Dann wurde es „exotisch“: Valentin Heib und Mischa Schweikle zeigten am Marimbaphon, dass „Klassisch“ nicht nur auf „klassischen Instrumenten“ fantastisch klingen kann. Das eingespielte Team brachte den 1. Satz des Konzerts für zwei Violinen in d-Moll von Johann Sebastian Bach zu Gehör und begeisterten die Zuhörenden so, dass die beiden erst nach einer Zugabe gehen durften. 

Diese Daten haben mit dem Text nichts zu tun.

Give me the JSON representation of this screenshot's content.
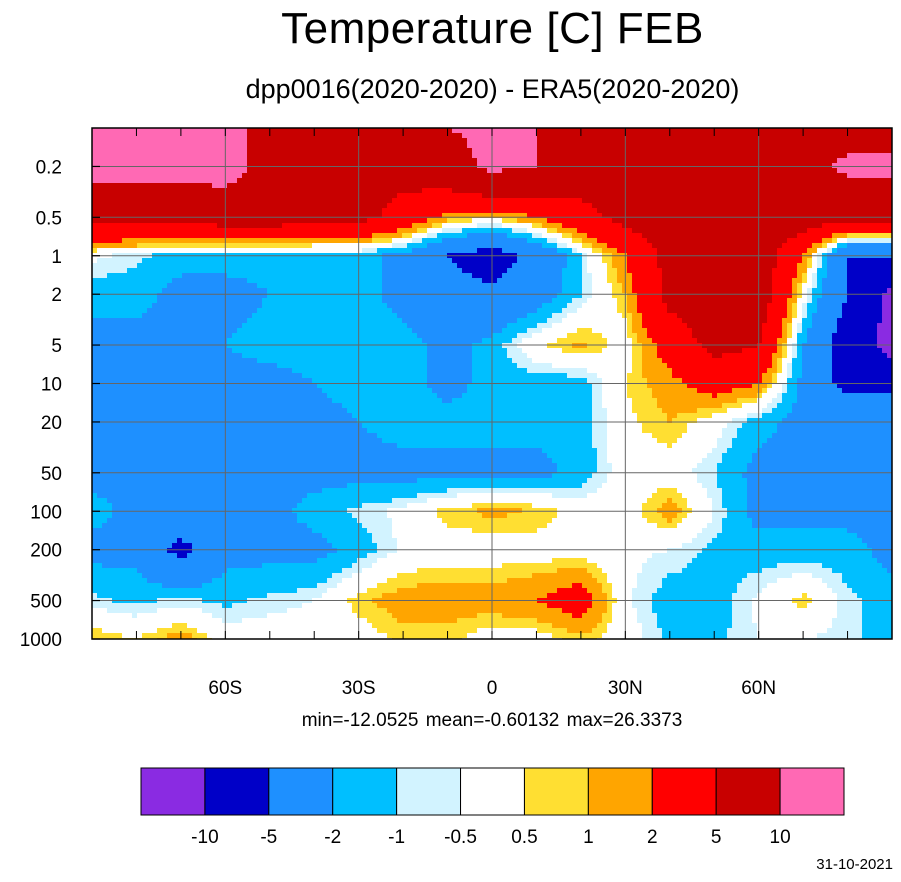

Zum Mitmachen rief Alfredo Mendieta dann die Gäste bei „Minnie the Moocher“ auf. Als Solistin hatte Magdalena Herr mit einem äußerst leise eingestellten Mikrofon zu kämpfen, doch dann machten alle mit und ließen sich von dem jazzigen Stück mitreißen. Kristin Weih interpretierte die Ballade „Skyfall“, Titelmelodie des gleichnamigen James Bond-Thrillers perfekt und auch sie kam um eine Zugabe nicht herum, nachdem das Jugendsinfonieorchester den beliebten Klassiker „Pirates of the Carribean“ gespielt hatte. Erst nach langem Applaus entließ das begeisterte Publikum die Musiker und Musikerinnen.